Once more I have to apologise in advance to any statistics practitioners. In the prior article we explored basic statistics terminology and dealt with the expected value or mean of a set of determined values. Here, we extend this to the median, mode, variance and the helpful standard deviation. Hopefully, this article will offer people a bit more grasp with these terms.
Median:
In the earlier article we reviewed the 'expected value' or 'mean' of a set of values that we could determine. Those were:
Values: 3, 5, 5, 6, 7, 9, 10, 11, 12, 12, 15, 16
Generally, measured values would have an arbitrary sequence but the values above have been ordered from low to high.
The median value is that value at the middle of the range that has 50 % of its values greater and 50 % of its values lower.
In the above case there isn't a 'midpoint' value because we possess twelve values. And so, we pick the two central values of 10 and 9 and average them to obtain 9.5. That is the median value.
If we had the values: 3, 5, 5, 6, 7, 9, 9, 10, 11, 12, 12, 15, 16, the middle value (of a total number of 13) would be 9 as the median.
Anytime values change a lot the median can be beneficial as a tool that smoothes out the data values. It can serve to track trends in the data by way of documenting the median values. Data values can then be seen as a difference from the median and may provide an idea whether it is migrating beyond this trend.
If the median value is exactly the same as the mean or expected value at that point there is a balanced spread of values. Whenever the median is greater or less than the expected value or mean, then the distribution of the values will be biased either towards the right or left.
Mode:
When it comes to basic statistics terminology this is basic. If we once more consider the above values measured and adjust one from 15 to 12 we have:
Values: 3, 5, 5, 6, 7, 9, 10, 11, 12, 12, 12, 16
The mode is that value that arises the most times, in the above case it will be 12, which arises in 3 places.
There might be 2 or more modes in a set of values.
Variance:
If you recall, the mean was additionally known as the 'expected value'. Each determined data value will vary from this mean or expected value by a certain amount. The variance delivers a concept of exactly how 'spread out the data values are' when compared to the mean or expected value.
The overall variance is equal to the average of the sum of the individual variances.
The variance is determined as the square of the deviation between it and the mean or expected value.

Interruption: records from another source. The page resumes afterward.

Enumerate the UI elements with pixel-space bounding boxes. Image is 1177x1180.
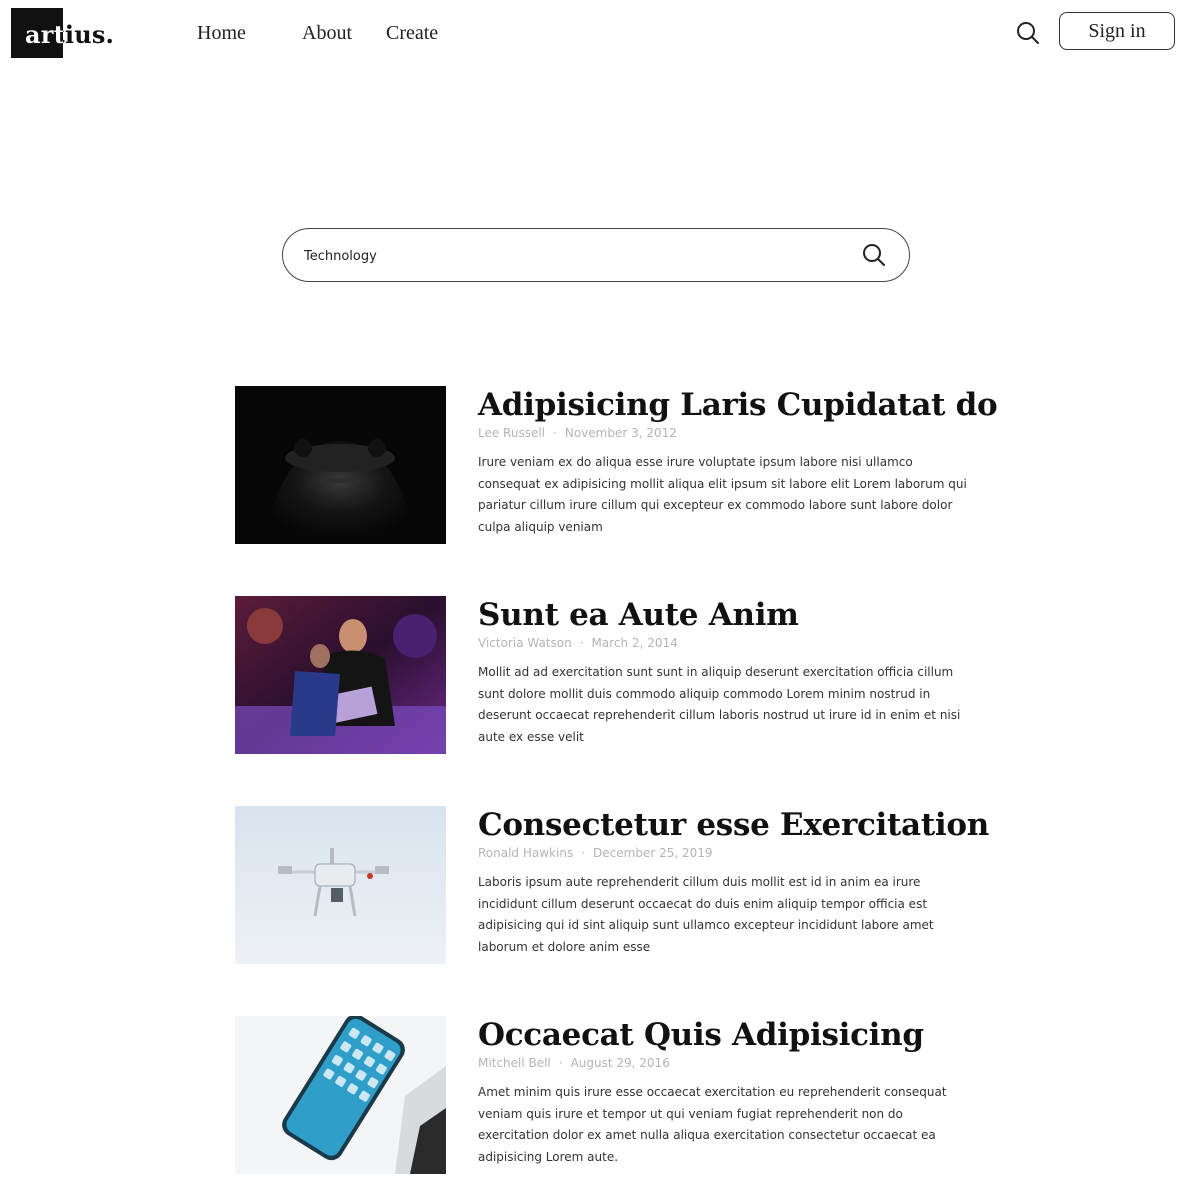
article-card[interactable]: Adipisicing Laris Cupidatat do Lee Russe… <box>235 386 998 546</box>
search-input[interactable] <box>302 242 826 270</box>
article-date: August 29, 2016 <box>570 1056 670 1070</box>
game-controller-image[interactable] <box>235 386 446 544</box>
drone-image[interactable] <box>235 806 446 964</box>
article-excerpt: Irure veniam ex do aliqua esse irure vol… <box>478 455 967 534</box>
article-meta: Mitchell Bell · August 29, 2016 <box>478 1056 968 1074</box>
article-title[interactable]: Sunt ea Aute Anim <box>478 596 968 634</box>
article-body: Consectetur esse Exercitation Ronald Haw… <box>478 806 989 970</box>
site-header: artius. Home About Create Sign in <box>0 0 1177 70</box>
logo-text: artius. <box>25 20 115 49</box>
laptop-event-image[interactable] <box>235 596 446 754</box>
search-bar <box>282 228 910 282</box>
meta-separator: · <box>553 426 557 440</box>
article-title[interactable]: Adipisicing Laris Cupidatat do <box>478 386 998 424</box>
article-card[interactable]: Sunt ea Aute Anim Victoria Watson · March … <box>235 596 995 756</box>
article-card[interactable]: Occaecat Quis Adipisicing Mitchell Bell ·… <box>235 1016 995 1176</box>
article-body: Adipisicing Laris Cupidatat do Lee Russe… <box>478 386 998 550</box>
article-excerpt: Amet minim quis irure esse occaecat exer… <box>478 1085 947 1164</box>
article-title[interactable]: Occaecat Quis Adipisicing <box>478 1016 968 1054</box>
article-card[interactable]: Consectetur esse Exercitation Ronald Haw… <box>235 806 995 966</box>
article-date: December 25, 2019 <box>593 846 713 860</box>
article-title[interactable]: Consectetur esse Exercitation <box>478 806 989 844</box>
article-date: November 3, 2012 <box>564 426 677 440</box>
search-submit-icon[interactable] <box>861 242 887 268</box>
meta-separator: · <box>558 1056 563 1070</box>
brand-logo[interactable]: artius. <box>11 8 131 58</box>
nav-create-link[interactable]: Create <box>386 22 438 45</box>
article-excerpt: Mollit ad ad exercitation sunt sunt in a… <box>478 665 961 744</box>
article-body: Sunt ea Aute Anim Victoria Watson · March … <box>478 596 968 760</box>
nav-about-link[interactable]: About <box>302 22 352 45</box>
meta-separator: · <box>581 846 586 860</box>
sign-in-button[interactable]: Sign in <box>1059 12 1175 50</box>
nav-home-link[interactable]: Home <box>197 22 246 45</box>
article-author[interactable]: Lee Russell <box>478 426 545 440</box>
meta-separator: · <box>579 636 584 650</box>
article-author[interactable]: Ronald Hawkins <box>478 846 573 860</box>
smartphone-image[interactable] <box>235 1016 446 1174</box>
article-body: Occaecat Quis Adipisicing Mitchell Bell ·… <box>478 1016 968 1180</box>
article-excerpt: Laboris ipsum aute reprehenderit cillum … <box>478 875 934 954</box>
article-author[interactable]: Mitchell Bell <box>478 1056 551 1070</box>
article-date: March 2, 2014 <box>591 636 678 650</box>
article-meta: Ronald Hawkins · December 25, 2019 <box>478 846 968 864</box>
search-icon[interactable] <box>1015 20 1041 46</box>
article-meta: Victoria Watson · March 2, 2014 <box>478 636 968 654</box>
article-meta: Lee Russell · November 3, 2012 <box>478 426 968 444</box>
article-author[interactable]: Victoria Watson <box>478 636 572 650</box>
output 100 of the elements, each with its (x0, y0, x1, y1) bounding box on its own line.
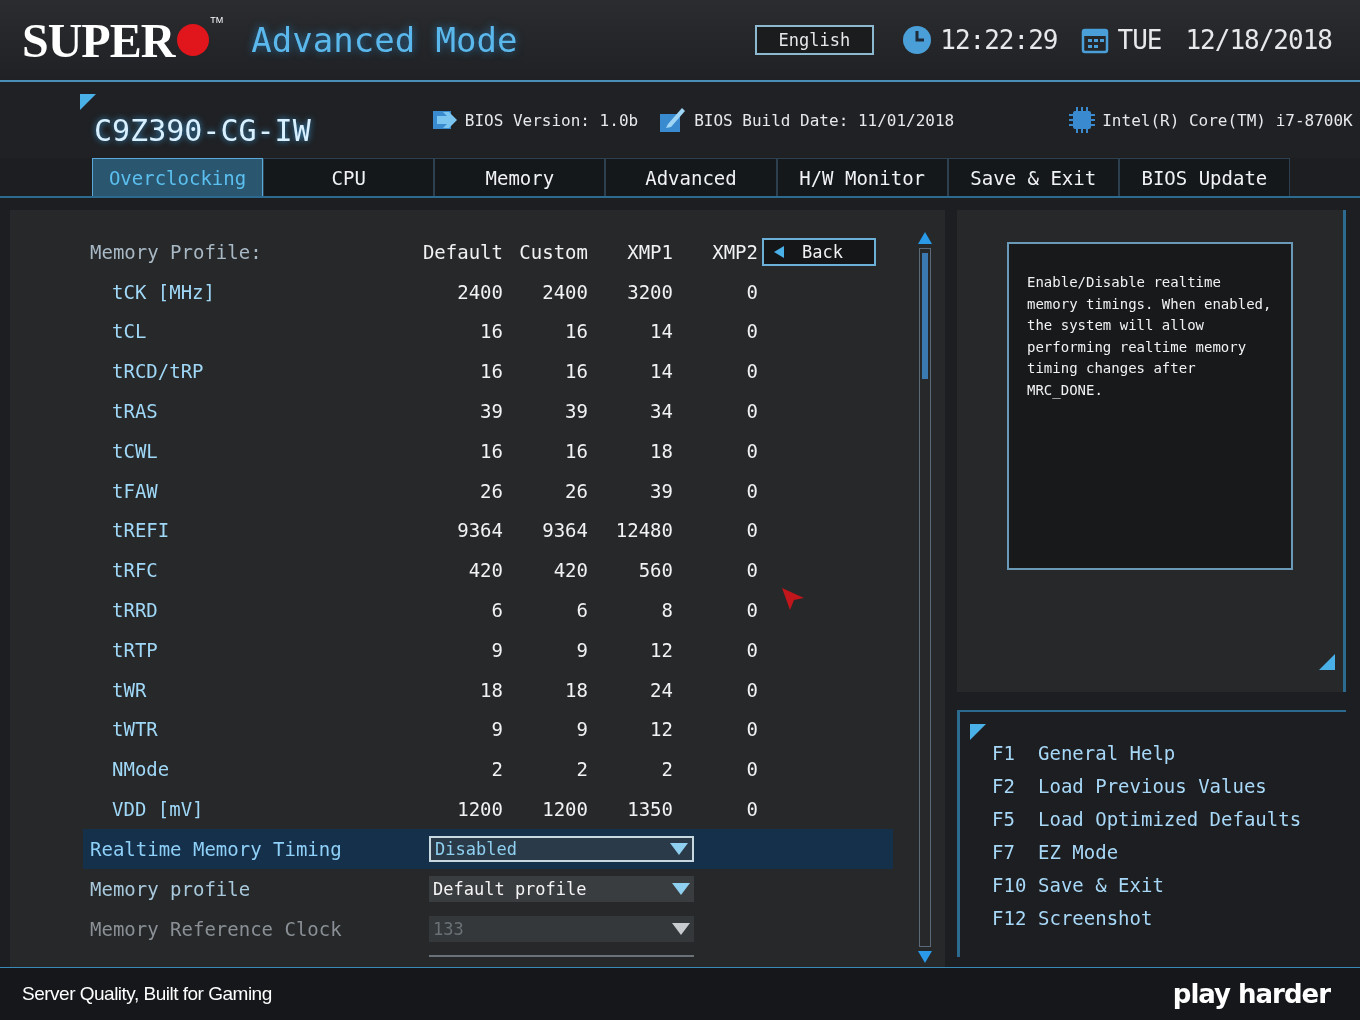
table-cell-text: 420 (552, 559, 588, 582)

For example:
If we investigate 6 (the 4th value) the variance will be:
Variance = (6-9.25) x (6-9.25) = (-3.25) x (-3.25) = 10.56
We could calculate this for all of the values, sum them up then divide by the number of values, 12 to get the overall variance.
We could use this basic principle for a simple project activity delay in the last article:
Delay..........Probability..........Contribution
6......................0.3...................6 x 0.3 = 1.8
16....................0.5..................16 x 0.5 = 8.0
20....................0.2...................20 x 0.2 = 4.0
The expected value = 1.8 + 8.0 + 4.0 = 13.8 weeks
The total variance will be the total of the separate variances divided by 3, the number of values.
Overall variance = [(6-- 13.8) x (6-- 13.8) x 0.3 + (16-- 13.8) x (16-- 13.8) x 0.5 + (20-- 13.8) x (20-- 13.8) x 0.2]/3
= [(-7.8) x (-7.8) x 0.3 + (2.2) x (2.2) x 0.5 + (6.2) x (6.2) x 0.2]/3
= [(60.84 x 0.3) + (4.84 x 0.5) + (38.44 x 0.2)]/3
= (18.25 + 2.42 +7.69)/3
= 28.36/3
= 9.45
This gives a notion of the distribution of values with respect to the 'expected value'.
Notice that in this illustration the 'values' were put forward by an expert's assessment founded upon assumptions, so these are not 'determined data values'. For determined values we would have had to, actually, carry out the activity 3 times in exactly the exact same way and shown that, on those 3 different circumstances, the delays were 6, 16 and 20 weeks. This would not take place in practice.
Standard deviation:
It is the square root of the variance. For the earlier example we get:
Standard deviation = √9.45 = 3.07
It is a really useful value.
When we measure values there will occur a 68 percent likelihood that each of the data values will fall inside 1 standard deviation of the expected value or mean.
For the instance above:
Expected value or mean = 13.8
Variance = 9.45
Standard deviation = 3.07
68 percent of values will fall within (13.8-- 3.07) and (13.8 + 3.07) = 10.73 to 17.5
In a similar way 95 % of the values will occur within 2 standard deviations and 99.7 % will fall inside 3 standard deviations. So, we would have:
2 standard deviations = 6.14
3 standard deviations = 9.21
95 percent of values will fall inside (13.8-- 6.14) and (13.8 + 6.14) = 7.66 to 19.94
99.7 % of values will land within (13.8-- 9.21) and (13.8 + 9.21) = 4.59 to 23.01
Ideally, this article has presented a modest insight into a few statistical expressions.